Le plus vieux cinéma du monde fait peau neuve à La Ciotat

Le plus vieux cinéma du monde fait peau neuve à La Ciotat

Les sièges poussiéreux ont laissé la place à de rutilants fauteuils de velours, les moulures ont retrouvé leur lustre rouge d'antan et la façade son apparence d'origine : le plus vieux cinéma du monde, à l'histoire indissociable des frères Lumière, rouvre ses portes mercredi à La Ciotat (Bouches-du-Rhône).

L'Eden-Théâtre surgit, ocre et décoré de mosaïques, derrière une grille, au fond d'une cour blanche, sur le front de mer de cette commune balnéaire située à une demi-heure de route de Marseille, où la famille Lumière aimait venir en villégiature à la fin du 19e siècle.

C'est là que, le 21 mars 1899, 250 spectateurs émerveillés découvrirent les premiers films de Louis et Auguste Lumière, moins de quatre ans après "la première projection publique de l'histoire du cinéma", dans la somptueuse demeure bâtie par leur père Antoine, industriel lyonnais, à destination de notables invités à "assister à quelques expériences de cinématographe".

Une date mythique qui fait de l'Eden la doyenne des salles, ses consoeurs ayant au fil du temps disparu. Si elle-même a échappé à ce sort funeste, c'est grâce à la détermination d'une poignée de Ciotadens refusant de voir mourir "une salle populaire, où la moitié de la ville a rencontré l'autre moitié", se plaît à raconter, l’œil rieur, Michel Cornille, président de l'association "Les lumières de l'Eden".

À la fois lieu de spectacle, qui vit les débuts sur scène de Fernandel ou d'Yves Montand, et cinéma de quartier, l'Eden voit dans les années 1980 les difficultés s'accumuler: "le gérant est assassiné par des malfrats qui veulent lui voler la recette", et le public se fait plus rare sur fond de déclin de la construction navale.

Parcours du combattant

Très vite, la petite salle n'a d'autre choix que de mettre la clé sous la porte, à l'exception d'une petite semaine par an pour accueillir le "festival du Berceau", consacré aux premiers films francophones. Jusqu'à sa fermeture définitive en 1995 pour des raisons de sécurité.

Commence alors un véritable "parcours du combattant" pour réhabiliter ce théâtre à l'italienne vieillissant, inscrit à l'inventaire des monuments historiques, relate le maire Patrick Boré, saluant le rôle "déclencheur" de Marseille Provence 2013 (MP 2013), capitale européenne de la culture.

À l'issue des travaux de rénovation, d'un montant total de six millions d'euros, la doyenne fait aujourd'hui figure de jeunette.

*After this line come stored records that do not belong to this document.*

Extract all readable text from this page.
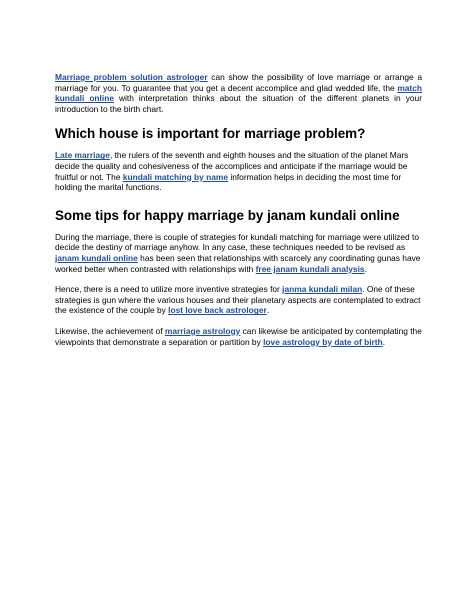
Marriage problem solution astrologer can show the possibility of love marriage or arrange a marriage for you. To guarantee that you get a decent accomplice and glad wedded life, the match kundali online with interpretation thinks about the situation of the different planets in your introduction to the birth chart.

Which house is important for marriage problem?

Late marriage, the rulers of the seventh and eighth houses and the situation of the planet Mars decide the quality and cohesiveness of the accomplices and anticipate if the marriage would be fruitful or not. The kundali matching by name information helps in deciding the most time for holding the marital functions.

Some tips for happy marriage by janam kundali online

During the marriage, there is couple of strategies for kundali matching for marriage were utilized to decide the destiny of marriage anyhow. In any case, these techniques needed to be revised as janam kundali online has been seen that relationships with scarcely any coordinating gunas have worked better when contrasted with relationships with free janam kundali analysis.

Hence, there is a need to utilize more inventive strategies for janma kundali milan. One of these strategies is gun where the various houses and their planetary aspects are contemplated to extract the existence of the couple by lost love back astrologer.

Likewise, the achievement of marriage astrology can likewise be anticipated by contemplating the viewpoints that demonstrate a separation or partition by love astrology by date of birth.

Sa structure en bois qui menaçait de s'écrouler a été renforcée, au sol la moquette élimée a été remplacée par du parquet en chêne noir et à l'étage, des fauteuils d'époque restaurés attendent le visiteur.

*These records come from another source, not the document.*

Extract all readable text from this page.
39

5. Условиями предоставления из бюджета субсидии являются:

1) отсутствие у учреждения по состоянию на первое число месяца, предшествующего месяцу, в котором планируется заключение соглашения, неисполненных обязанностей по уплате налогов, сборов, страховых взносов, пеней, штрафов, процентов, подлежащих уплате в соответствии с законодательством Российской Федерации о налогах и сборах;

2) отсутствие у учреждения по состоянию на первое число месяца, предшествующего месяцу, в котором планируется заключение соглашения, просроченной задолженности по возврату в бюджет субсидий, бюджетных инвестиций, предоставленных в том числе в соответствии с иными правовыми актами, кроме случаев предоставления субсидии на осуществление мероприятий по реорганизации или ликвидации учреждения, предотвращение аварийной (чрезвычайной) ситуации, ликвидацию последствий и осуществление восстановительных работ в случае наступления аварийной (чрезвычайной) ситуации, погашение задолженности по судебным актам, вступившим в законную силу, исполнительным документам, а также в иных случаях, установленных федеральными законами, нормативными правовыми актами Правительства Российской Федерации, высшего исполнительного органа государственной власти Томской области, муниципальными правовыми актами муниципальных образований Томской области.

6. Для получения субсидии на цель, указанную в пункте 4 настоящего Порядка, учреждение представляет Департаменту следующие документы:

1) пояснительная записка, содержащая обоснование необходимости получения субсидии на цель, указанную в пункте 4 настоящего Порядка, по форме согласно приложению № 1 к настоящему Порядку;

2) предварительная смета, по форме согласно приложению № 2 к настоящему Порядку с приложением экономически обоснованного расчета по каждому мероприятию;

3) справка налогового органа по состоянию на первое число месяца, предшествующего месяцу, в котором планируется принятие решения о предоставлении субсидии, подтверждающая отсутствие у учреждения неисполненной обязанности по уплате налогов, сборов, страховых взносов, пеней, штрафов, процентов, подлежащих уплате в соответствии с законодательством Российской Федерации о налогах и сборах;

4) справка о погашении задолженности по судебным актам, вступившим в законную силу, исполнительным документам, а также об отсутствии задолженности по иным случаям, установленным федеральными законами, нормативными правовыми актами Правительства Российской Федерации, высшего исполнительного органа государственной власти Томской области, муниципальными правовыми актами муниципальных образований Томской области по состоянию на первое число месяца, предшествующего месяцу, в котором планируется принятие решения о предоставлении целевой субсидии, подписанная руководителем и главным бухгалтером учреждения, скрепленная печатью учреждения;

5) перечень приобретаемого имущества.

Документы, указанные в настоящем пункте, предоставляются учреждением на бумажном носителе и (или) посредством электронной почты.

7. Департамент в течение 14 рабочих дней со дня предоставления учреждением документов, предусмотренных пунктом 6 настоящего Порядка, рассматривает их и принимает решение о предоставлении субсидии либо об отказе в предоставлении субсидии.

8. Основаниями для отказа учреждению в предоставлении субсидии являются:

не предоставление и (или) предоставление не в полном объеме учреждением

"Dans ce joli lieu qui raconte une histoire", l'architecte marseillais André Stern a mis au point une scénographie retraçant le passage de la photographie à l'image animée, tandis qu'à l'extérieur, le bâtiment se transformera la nuit en locomotive - en hommage au film des frères Lumière "L'arrivée d'un train en gare de La Ciotat", qui avait tant provoqué l'effroi dans le public -, avec sur la façade un show sur le septième art.

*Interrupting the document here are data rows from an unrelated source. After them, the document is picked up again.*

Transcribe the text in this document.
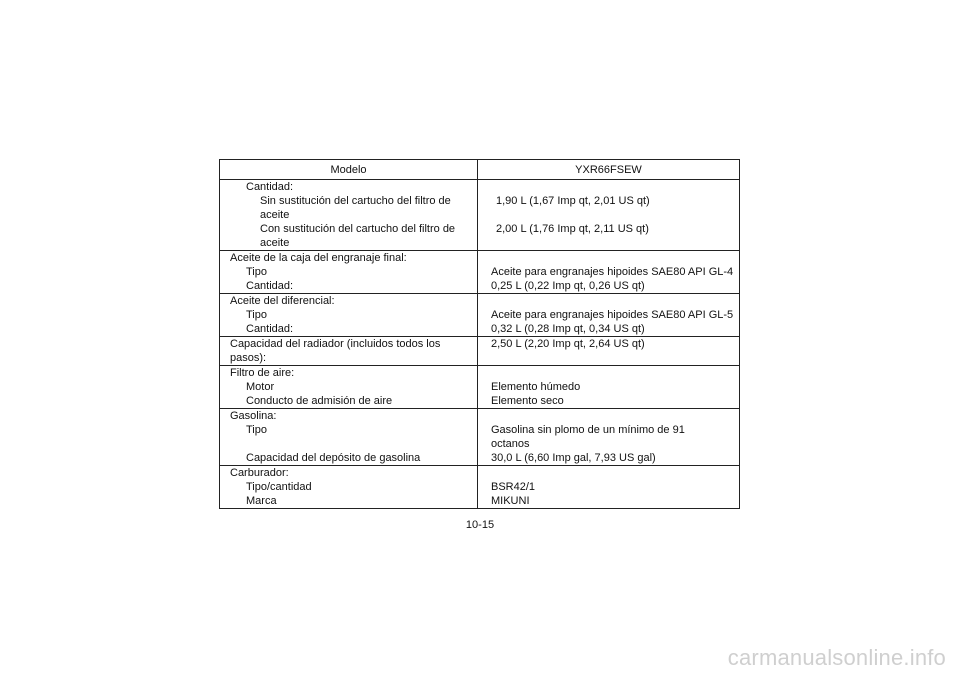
Modelo	YXR66FSEW

Cantidad:	

Sin sustitución del cartucho del filtro de aceite	1,90 L (1,67 Imp qt, 2,01 US qt)

Con sustitución del cartucho del filtro de aceite	2,00 L (1,76 Imp qt, 2,11 US qt)

Aceite de la caja del engranaje final:	

Tipo	Aceite para engranajes hipoides SAE80 API GL-4

Cantidad:	0,25 L (0,22 Imp qt, 0,26 US qt)

Aceite del diferencial:	

Tipo	Aceite para engranajes hipoides SAE80 API GL-5

Cantidad:	0,32 L (0,28 Imp qt, 0,34 US qt)

Capacidad del radiador (incluidos todos los pasos):	2,50 L (2,20 Imp qt, 2,64 US qt)

Filtro de aire:	

Motor	Elemento húmedo

Conducto de admisión de aire	Elemento seco

Gasolina:	

Tipo	Gasolina sin plomo de un mínimo de 91
octanos

Capacidad del depósito de gasolina	30,0 L (6,60 Imp gal, 7,93 US gal)

Carburador:	

Tipo/cantidad	BSR42/1

Marca	MIKUNI
10-15
carmanualsonline.info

Atout touristique pour cette commune de 35.000 habitants, dont la population triple l'été, l'Eden "ne sera pas seulement un mausolée à l'histoire cinématographique", se félicite Jean-François Chougnet, président de MP 2013, mais une salle de cinéma à part entière qui, après le temps fort de l'ouverture, sera gérée par un exploitant privé.

Un exploitant qui en fera "sa danseuse, sa vitrine", selon M. Cornille, car "avec ses 166 places, elle sera sans doute difficile à faire vivre économiquement".

L'enjeu est donc d'"inclure ce lieu patrimonial dans un projet culturel plus large": outil pédagogique à destination des écoliers, programmation de films restaurés et accueil de festivals existants ou tout nouveaux comme les "Cris du monde", qui invite de jeunes réalisateurs à présenter des courts métrages sous forme de plan-séquence.

En somme, en faire un cinéma qui garde son "âme", résume le Ciotaden, insistant sur le côté "affectif" de cette réouverture. L'Eden, souffle-t-il, "fait consensus dans une ville déchirée" par la douloureuse disparition des chantiers navals, où "les cicatrices ont eu du mal à se refermer".